Capítulo 5
1
—Pase, capitán Segura.
El capitán Segura estaba resplandeciente. Resplandecían sus correajes, resplandecían sus botones y acababa de ponerse brillantina en el pelo. Era como un arma bien cuidada. Al entrar dijo:
—Me alegré mucho cuando Milly me dio su recado.
—Tenemos que hablar de muchas cosas. ¿Echamos una partida antes? Esta noche pienso derrotarle.
—Lo dudo, señor Wormold. Todavía no tengo que demostrarle respeto filial.
Wormold desplegó el tablero de damas. Después colocó sobre él veinticuatro botellas en miniatura de whisky: doce de Bourbon enfrentadas con doce de whisky escocés.
—¿Qué es esto, señor Wormold?
—Una idea del doctor Hasselbacher. He pensado que podíamos echar una partida en recuerdo suyo. Cuando uno come una pieza, se la bebe.
—Una idea muy astuta, señor Wormold. Como soy el que juega mejor, beberé más.
—Y después yo le daré alcance… también con lo que beba.
—Me parece que preferiría jugar con las piezas normales.
—¿Tiene miedo de que le derrote, Segura? Quizá no tenga la cabeza muy firme.
—Mi cabeza es tan firme como la de cualquiera, pero algunas veces, con la bebida, pierdo los estribos. Y no quiero perder los estribos con mi futuro padre.
—Milly no se casará con usted, Segura.
—Eso es lo que tenemos que discutir.
—Usted jugará con el Bourbon, que es más fuerte que el escocés. O sea que estaré en desventaja.
—Eso no es necesario. Jugaré con el escocés.
Segura hizo girar el tablero y se sentó.
—¿Por qué no se quita el cinturón, Segura?
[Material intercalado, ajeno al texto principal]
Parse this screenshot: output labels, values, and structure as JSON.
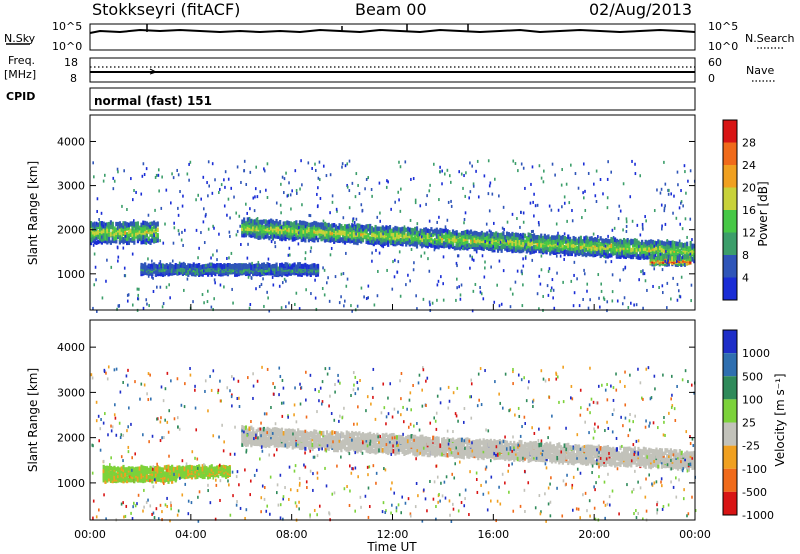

Estará más cómodo.
Segura dejó el cinturón y la pistola en el suelo, a su lado.
—Lucharé contra usted desarmado —anunció con jovialidad.
—¿Siempre lleva el revólver cargado?
—Por supuesto. La clase de enemigos que tengo no me daría oportunidad de cargar.
—¿Ha descubierto al asesino de Hasselbacher?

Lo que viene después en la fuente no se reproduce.